Monday, March 15, 2010

Married for a Minute

Is Iran's mullah-backed system of temporary marriage a godsend for the sexually frustrated—or religious prostitution?
Remarkably, Iran's Shiite clerics not only tolerate sigheh, but actively promote it as an important element of the country's official religion. "Temporary marriages must be bravely promoted," the interior minister said at a clerical conference in Qom in 2007. "Islam is in no way indifferent to the needs of a 15-year-old youth in whom God has placed the sex drive." Yet the Iranian mullahs' efforts to rehabilitate sigheh have met a stubborn core of resistance—particularly from feminists, who decry the practice as a kind of "Islamic prostitution." Which is it—an empowering possibility for women, or a back door to exploitation? How Iranians answer that question provides a glimpse into the surprisingly fluid attitudes toward the authority of the clerics who back President Mahmoud Ahmadinejad.

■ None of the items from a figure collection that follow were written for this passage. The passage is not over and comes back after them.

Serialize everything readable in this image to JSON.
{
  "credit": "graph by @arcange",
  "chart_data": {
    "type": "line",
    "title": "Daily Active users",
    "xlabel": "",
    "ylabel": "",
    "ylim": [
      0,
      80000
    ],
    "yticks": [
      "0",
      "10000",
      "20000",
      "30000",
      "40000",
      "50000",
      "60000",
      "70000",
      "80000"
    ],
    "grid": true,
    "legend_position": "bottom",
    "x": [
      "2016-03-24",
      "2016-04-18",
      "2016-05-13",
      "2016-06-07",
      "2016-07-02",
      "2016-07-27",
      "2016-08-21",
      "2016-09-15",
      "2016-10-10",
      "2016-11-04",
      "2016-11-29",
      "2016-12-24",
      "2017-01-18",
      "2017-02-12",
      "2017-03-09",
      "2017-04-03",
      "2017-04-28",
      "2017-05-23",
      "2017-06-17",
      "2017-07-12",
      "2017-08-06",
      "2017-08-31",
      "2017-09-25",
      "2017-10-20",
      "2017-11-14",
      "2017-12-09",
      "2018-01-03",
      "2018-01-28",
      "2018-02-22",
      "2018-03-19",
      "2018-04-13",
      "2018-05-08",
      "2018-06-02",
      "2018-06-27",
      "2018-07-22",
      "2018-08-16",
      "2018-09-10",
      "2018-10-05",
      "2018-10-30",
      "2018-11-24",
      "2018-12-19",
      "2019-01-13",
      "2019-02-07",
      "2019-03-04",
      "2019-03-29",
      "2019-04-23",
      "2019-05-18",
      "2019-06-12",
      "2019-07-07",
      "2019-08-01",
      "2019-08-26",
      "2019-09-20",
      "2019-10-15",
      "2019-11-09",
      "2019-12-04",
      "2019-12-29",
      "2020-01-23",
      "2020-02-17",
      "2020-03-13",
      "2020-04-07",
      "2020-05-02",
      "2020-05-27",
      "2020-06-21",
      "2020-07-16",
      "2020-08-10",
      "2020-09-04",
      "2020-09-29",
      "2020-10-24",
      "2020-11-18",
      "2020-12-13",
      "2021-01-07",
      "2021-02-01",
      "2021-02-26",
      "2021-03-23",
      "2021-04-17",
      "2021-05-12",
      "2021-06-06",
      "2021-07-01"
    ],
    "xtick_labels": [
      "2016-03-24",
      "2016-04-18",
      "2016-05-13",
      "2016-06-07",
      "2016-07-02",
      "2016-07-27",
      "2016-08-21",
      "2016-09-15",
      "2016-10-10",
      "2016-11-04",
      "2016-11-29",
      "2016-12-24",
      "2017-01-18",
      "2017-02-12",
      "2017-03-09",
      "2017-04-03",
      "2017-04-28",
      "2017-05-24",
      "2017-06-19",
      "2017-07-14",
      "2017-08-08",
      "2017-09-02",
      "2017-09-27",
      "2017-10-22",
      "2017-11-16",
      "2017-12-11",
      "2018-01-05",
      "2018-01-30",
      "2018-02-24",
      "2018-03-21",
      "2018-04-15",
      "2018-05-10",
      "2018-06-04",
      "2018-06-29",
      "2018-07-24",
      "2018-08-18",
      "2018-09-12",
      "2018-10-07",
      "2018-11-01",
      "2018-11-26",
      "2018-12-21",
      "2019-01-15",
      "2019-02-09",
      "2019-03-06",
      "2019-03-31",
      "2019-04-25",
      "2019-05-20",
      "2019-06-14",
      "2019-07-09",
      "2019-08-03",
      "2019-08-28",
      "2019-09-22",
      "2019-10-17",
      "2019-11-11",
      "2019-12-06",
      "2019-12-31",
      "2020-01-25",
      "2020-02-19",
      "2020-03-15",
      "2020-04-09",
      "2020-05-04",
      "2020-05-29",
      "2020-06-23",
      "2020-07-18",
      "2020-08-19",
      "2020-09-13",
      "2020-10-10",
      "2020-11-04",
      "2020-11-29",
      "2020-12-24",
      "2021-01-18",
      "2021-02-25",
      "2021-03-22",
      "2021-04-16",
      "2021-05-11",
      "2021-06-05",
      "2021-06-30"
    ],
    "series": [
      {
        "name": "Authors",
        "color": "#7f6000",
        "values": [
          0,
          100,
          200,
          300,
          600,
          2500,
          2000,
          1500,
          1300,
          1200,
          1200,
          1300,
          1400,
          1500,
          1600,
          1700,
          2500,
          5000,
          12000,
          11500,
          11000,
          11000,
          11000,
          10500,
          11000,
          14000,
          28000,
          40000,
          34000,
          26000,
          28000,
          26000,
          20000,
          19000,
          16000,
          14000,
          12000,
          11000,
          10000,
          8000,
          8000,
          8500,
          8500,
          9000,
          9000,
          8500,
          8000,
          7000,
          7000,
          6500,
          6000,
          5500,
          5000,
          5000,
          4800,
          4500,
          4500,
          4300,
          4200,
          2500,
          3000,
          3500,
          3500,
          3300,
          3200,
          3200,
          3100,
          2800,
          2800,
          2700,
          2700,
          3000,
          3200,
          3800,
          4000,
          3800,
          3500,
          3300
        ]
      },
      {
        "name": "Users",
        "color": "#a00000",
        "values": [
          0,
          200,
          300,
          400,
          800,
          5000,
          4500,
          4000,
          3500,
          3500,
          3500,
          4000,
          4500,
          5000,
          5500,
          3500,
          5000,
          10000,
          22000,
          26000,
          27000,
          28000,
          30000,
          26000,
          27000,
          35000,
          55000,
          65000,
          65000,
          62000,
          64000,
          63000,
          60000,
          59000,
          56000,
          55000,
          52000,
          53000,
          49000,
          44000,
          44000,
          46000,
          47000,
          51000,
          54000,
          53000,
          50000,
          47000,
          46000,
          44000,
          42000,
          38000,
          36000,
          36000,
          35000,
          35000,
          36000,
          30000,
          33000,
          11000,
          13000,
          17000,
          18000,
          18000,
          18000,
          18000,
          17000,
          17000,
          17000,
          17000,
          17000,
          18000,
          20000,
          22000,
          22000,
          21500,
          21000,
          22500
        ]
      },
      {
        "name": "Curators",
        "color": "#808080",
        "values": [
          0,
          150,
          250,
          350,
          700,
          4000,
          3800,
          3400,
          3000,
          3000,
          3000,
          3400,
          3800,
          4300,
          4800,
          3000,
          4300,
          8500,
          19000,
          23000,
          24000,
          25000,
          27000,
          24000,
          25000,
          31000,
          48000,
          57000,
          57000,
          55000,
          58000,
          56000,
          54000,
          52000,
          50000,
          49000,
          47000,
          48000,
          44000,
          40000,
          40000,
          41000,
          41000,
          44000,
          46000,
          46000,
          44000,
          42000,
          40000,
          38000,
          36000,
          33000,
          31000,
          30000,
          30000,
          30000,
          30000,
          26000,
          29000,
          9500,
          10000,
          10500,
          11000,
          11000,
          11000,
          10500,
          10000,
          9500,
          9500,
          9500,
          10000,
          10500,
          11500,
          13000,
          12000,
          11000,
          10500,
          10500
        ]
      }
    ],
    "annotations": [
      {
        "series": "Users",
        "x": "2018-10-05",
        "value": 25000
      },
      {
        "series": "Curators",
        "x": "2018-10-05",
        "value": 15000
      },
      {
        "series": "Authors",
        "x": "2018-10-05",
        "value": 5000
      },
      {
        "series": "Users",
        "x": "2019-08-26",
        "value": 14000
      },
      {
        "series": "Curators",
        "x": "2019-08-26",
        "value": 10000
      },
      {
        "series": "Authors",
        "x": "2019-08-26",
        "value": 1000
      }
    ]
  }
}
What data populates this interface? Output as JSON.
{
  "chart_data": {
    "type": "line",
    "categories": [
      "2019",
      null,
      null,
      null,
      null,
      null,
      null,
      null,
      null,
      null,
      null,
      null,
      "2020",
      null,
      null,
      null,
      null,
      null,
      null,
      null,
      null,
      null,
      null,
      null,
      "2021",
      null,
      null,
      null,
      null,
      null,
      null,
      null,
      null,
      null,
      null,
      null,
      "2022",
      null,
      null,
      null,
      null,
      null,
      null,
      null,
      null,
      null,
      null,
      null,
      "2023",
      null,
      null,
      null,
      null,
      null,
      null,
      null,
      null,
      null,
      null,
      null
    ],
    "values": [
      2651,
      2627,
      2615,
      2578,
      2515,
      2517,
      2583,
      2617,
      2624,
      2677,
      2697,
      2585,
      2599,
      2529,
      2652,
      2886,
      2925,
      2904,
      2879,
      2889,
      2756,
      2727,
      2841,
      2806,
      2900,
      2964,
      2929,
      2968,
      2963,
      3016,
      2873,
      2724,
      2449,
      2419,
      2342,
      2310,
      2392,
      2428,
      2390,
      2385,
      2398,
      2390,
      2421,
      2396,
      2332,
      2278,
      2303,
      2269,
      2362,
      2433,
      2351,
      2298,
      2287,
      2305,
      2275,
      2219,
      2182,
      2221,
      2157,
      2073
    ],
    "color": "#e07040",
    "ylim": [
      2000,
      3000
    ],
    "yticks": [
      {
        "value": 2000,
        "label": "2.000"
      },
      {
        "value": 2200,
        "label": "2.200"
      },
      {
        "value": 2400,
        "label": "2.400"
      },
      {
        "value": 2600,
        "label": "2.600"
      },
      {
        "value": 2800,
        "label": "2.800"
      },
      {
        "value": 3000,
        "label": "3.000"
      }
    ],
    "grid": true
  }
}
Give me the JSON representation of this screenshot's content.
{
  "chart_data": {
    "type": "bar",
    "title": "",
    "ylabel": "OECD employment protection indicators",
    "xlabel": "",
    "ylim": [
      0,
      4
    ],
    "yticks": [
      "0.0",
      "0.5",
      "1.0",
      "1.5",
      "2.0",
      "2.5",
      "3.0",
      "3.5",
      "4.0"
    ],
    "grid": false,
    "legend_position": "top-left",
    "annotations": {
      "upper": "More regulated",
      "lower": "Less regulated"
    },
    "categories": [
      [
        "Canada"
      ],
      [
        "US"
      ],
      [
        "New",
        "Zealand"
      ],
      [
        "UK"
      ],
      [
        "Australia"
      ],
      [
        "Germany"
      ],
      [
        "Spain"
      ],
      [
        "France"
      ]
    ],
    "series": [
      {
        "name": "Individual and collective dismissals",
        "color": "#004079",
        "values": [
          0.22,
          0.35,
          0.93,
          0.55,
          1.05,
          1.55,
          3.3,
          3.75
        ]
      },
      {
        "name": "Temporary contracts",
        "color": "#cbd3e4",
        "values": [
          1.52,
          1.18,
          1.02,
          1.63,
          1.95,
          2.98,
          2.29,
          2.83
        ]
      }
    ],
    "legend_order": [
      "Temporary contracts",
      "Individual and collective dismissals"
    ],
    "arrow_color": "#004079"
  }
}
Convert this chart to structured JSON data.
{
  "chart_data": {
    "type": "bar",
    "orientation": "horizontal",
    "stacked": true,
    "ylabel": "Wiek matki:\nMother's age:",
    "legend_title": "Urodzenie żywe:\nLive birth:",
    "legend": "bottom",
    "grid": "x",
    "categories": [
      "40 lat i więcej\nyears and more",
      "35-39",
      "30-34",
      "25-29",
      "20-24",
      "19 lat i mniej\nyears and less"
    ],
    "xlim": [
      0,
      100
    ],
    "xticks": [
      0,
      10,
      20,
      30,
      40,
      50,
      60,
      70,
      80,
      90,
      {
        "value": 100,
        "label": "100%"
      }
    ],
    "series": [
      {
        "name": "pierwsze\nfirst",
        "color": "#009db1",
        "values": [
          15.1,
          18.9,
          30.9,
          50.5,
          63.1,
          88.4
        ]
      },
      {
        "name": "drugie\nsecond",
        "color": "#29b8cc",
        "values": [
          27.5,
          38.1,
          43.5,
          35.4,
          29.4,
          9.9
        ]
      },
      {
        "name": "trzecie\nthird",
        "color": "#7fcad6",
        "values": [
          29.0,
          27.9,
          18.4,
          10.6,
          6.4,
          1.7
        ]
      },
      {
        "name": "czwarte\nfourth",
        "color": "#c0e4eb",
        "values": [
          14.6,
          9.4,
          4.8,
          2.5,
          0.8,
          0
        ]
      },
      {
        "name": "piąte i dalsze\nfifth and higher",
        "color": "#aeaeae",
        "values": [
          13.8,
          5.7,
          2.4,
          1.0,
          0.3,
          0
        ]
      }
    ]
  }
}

AT THE TIME of the prophet Muhammad, in the late sixth and early seventh centuries, temporary marriage was already common in Arabia, and many Islamic scholars believe he recommended it in circumstances such as pilgrimage, travel, and war. Most Shiites go a step further, maintaining that the practice is endorsed by the Koran. The second caliph, Umar, banned temporary marriage, but Shiites reject his authority because they believe he usurped Muhammad's rightful heir, his son-in-law Ali.